It's the little things that can really underscore a nation's greatness.
Even during a year in which the United States knocked over an insane despotism in the middle of the Middle East, bracketing Iran and putting airfields and planes about ten minutes from Syria, it is still the small things that make me gasp with admiration.
Even during a year when the whines and blather of an intensely hateful opposition of anklebiters and pseudo-intellectuals infesting mass media and the petrified forests of academe. predicted economic doom, and the society responded with unexpected growth, the sinew and strength of America is expressed in the minuscule.
Even during a time when a run-up to a Presidential election has been more entertaining than free popcorn and tickets to the debut of Snow White and the Eight Dwarfs down at the Bada-Bing, it is the lesser items of American life illuminate the greater truths.
Item from today's news:
Burger King Corp. is joining the low-carbohydrate parade by offering Bunless Whopper hamburgers and, soon, salads featuring steak, chicken and shrimp.Again, the American microcosm reveals the American macrocosm. Ponder that item for a mere moment. Meditate on the deeper truth that is revealed in the simple and mundane mantra, 'Bunless Whopper.'The Bunless sandwiches, which will be available nationwide beginning Tuesday, will come in plastic salad bowls, with knife and fork.
--- Burger King to Market Bunless Whoppers
And what is that truth? It is as clear as a $4 bottle of spring water. What the birth of the 'Bunless Whopper' tells us without question is that the United States of America has at last achieved the most ancient dream, not only of humanity, but of life itself.
Yes, America has finally arrived at the alpha and omega point of life on earth. Today we stand at the top of the long, hard and deadly climb from the primeval soup. Today the free world, the first world, the Crown of Creation and cradle of democracy is home at last with the Bunless Whopper; each one served 'in plastic salad bowls, with knife and fork.'
We have in America, right now, what all other cultures and nations and empires have dreamed of since before the dawn of time. We have, finally, created a society that produces
In fact, we are now so firmly established in the way-too-much-food universe that we are about to pass through a chronosynclasticinfandibulem into the alternate universe where a kid at the cash register says, 'Would you like to downsize these fries?'
I know, I know, They will tell you that people in America go to bed hungry every night. And They will be right. They will tell you, because They live to tell you, that you must think of "the starving children of Appalachia" (urban or rural), and so you will because you always think about what They so compulsively must tell you.
But, at the same time, the same 'They' are also going to tell you that you, or others like you, or others that you may know, or may see on the street (but seldom at a bikini contest on the beach) are much too fat.
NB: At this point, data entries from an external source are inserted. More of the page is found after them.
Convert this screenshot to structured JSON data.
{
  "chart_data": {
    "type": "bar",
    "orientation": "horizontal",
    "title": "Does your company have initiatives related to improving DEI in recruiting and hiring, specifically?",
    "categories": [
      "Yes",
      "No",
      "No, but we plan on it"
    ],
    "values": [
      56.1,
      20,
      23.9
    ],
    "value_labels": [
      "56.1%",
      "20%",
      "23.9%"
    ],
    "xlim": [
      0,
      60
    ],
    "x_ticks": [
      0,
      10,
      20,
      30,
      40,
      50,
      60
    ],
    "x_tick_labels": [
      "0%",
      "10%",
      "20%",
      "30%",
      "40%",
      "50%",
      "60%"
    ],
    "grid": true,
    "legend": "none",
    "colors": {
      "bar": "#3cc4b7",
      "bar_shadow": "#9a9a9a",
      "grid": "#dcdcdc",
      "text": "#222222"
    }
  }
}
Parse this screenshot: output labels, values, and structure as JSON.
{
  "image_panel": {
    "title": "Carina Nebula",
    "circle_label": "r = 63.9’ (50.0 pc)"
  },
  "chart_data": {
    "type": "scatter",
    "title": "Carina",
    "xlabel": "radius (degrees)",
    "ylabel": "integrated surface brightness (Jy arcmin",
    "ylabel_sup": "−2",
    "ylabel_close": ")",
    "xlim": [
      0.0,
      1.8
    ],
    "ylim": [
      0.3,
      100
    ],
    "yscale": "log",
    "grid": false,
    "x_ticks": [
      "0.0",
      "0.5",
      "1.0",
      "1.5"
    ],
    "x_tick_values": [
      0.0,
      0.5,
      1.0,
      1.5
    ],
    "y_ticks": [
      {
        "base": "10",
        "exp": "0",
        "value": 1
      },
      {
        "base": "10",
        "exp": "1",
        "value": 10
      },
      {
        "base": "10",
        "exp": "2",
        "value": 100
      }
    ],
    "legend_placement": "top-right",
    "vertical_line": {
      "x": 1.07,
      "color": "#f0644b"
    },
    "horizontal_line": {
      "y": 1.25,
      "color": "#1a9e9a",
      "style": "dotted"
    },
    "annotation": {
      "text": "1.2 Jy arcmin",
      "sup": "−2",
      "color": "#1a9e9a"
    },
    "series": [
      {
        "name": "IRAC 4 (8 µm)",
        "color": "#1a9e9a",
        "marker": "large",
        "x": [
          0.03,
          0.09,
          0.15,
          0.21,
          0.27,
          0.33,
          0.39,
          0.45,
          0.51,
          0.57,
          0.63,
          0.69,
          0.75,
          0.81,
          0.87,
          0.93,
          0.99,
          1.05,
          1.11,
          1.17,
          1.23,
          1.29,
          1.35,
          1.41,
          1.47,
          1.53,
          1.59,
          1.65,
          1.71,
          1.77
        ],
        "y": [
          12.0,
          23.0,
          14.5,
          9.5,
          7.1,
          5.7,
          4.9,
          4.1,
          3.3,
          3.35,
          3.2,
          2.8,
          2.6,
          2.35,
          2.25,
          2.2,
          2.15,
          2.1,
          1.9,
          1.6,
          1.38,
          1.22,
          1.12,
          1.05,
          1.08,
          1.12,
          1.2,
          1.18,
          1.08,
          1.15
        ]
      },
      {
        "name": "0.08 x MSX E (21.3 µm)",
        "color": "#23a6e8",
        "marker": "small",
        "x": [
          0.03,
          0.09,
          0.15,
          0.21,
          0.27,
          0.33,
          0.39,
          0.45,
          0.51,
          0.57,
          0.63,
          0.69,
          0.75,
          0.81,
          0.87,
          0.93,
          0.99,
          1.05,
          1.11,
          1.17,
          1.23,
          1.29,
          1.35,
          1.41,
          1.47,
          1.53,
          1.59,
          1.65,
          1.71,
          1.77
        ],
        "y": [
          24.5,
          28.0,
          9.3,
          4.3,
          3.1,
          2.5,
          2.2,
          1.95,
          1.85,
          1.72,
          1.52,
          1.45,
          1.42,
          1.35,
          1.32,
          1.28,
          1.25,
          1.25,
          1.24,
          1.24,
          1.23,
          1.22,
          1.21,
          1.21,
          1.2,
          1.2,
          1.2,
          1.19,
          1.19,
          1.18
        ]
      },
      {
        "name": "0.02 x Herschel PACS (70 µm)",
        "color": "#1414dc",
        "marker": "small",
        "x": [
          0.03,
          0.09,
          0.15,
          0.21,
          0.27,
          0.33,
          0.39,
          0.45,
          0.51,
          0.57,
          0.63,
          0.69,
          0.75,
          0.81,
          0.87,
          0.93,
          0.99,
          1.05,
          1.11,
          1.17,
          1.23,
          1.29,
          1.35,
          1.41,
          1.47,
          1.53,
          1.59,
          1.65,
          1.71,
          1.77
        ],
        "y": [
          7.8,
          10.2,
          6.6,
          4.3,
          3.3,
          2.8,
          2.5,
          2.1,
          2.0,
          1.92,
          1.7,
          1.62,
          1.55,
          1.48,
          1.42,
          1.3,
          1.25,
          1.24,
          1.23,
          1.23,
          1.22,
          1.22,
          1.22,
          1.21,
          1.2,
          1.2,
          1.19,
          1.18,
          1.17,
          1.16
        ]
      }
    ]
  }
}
They will tell you that people, especially 'the children,' ('They' love to drag in 'the children' at every opportunity.) are getting too obese, and by God the government needs to step in and 'do something.' This 'something' will invariably be a host of new regulations written by Them and directed at large corporations to tell people more about the fact that 'way-too-much-food will make you way-to0-much-fat.' A message that really hasn't been sufficiently promulgated by the nation's book, magazine, newspaper, radio, and dietary supplement companies.
After the new regulations 'telling people what is good for them' have zero effect at halting way-too-much-food intake, They will make their next move. They will, 'for your own good,' make some laws to limit 'way-too-much-food.'
Following rapidly on the heels of these new laws that They will make 'for your own good,' will come a raft of studies, convocations, symposiums, and finally the really big gun, the class-action law suits directed at the deepest pockets around.
Bribed experts from academe will blather at $500 and hour plus expenses in hundreds of courtrooms. Morbidly obese victims without number will waddle in front of morbidly clueless juries without peer in an effort to suck morbidly huge settlements from the coffers of companies who have produced way-too-much-food for decades. Judges busy digesting way-too-much-lunch will drowse on their benches for months and years at a time. Discovery motions will uncover mountain ranges of documentation going back decades that prove, PROVE, that McDonalds' executives knew the Big Mac has six grams too much secret sauce for the heart of average American who wants to hoover up ten meals a day and live to 120. They will be found guilty of a conspiracy to feed people way-too-much food for way-too-little money. (The top restaurants that charge $20 a bite in Los Angles, New York, and DC will get a pass so that power lunching may continue.)
And when it is all said and done and run up to the Supreme Court, and the checks are cut, the only Americans who will then be getting far-too-fat will be the members of the Trial Lawyers Association, the tools of Expert Academe who have shilled for them,and the politician with his hand out "lookin' for a new friend."
Way-too-much-food will have been judged to be, in the final analysis, un-American for poor people and little children. It's the American Way.